Così come resta impresso lo stupore cantato in Zdes’ khorosho di Sergei Rachmaninov, con quel prodigio dei suoni filati che riempiono teatro e spettatori di emozione e ammirazione.

Ma è nelle romanze di Pëtr Il'ič Čajkovskij, forse il più colto, raffinato, cosmopolita e irriducibilmente ‘russo’ tra i grandi compositori della grande madre Russia dell’800, che Anna Netrebko trova e tocca le corde più profonde della sua anima: con naturalezza, lontana da cerebralismi, dipana una linea di canto dalla macerata espressività, perfettamente complementare al doloroso attorcigliamento del melos di Čajkovskij; quello di Ya li v pole da ne travushka bïla? è un pianto straziante: Anna Netrebko scava nelle pieghe della scrittura, esalta il tono funereo, la tinta bruna del brano, un ‘canto del destino’ di immediata riconoscibilità cajkovskiana, struggente, inteso e disperato come solo la musica del divino Pëtr Il'ič sa esserlo. In questa disperata romanza la Netrebko scolpisce accenti cupi, sussurri prossimi a rantoli, altera, per rendere ancor più intensa l’interpretazione, la bellezza del timbro vocale: a giudizio di chi scrive, è questo il momento più intenso e teatralmente coinvolgente dell’intera serata, già ricchissima di emozioni e di numerosi istanti di spiccato carisma.

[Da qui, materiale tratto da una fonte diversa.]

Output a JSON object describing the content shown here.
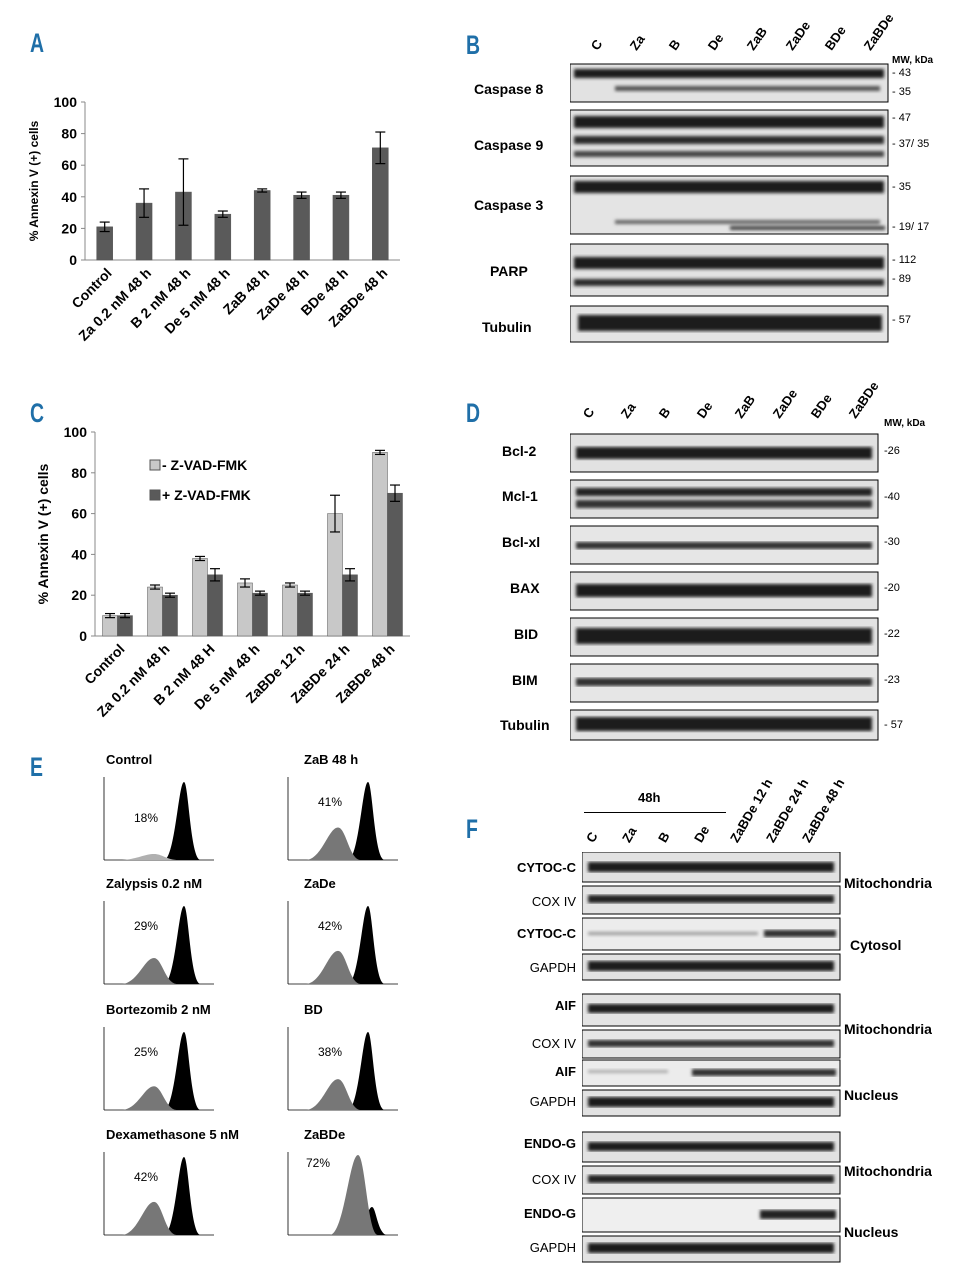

Pubblico stregato dalla personalità vocale e scenica di Anna Netrebko; al termine è un trionfo di applausi.

C’è però il tempo, malgrado il programma così impegnativo e articolato, di un bis, O, ne riday, moy Paolo da Francesca di Rimini di Rachmaninov, un’ultima incursione nel repertorio operistico a suggello di una indimenticabile e teatrale serata di romanze da camera.

Non sarà lunga l’attesa per rivedere Anna Netrebko al San Carlo: qui, il prossimo aprile e dopo l’atteso debutto nella parte in marzo al Festival di Salisburgo, interpreterà La Gioconda.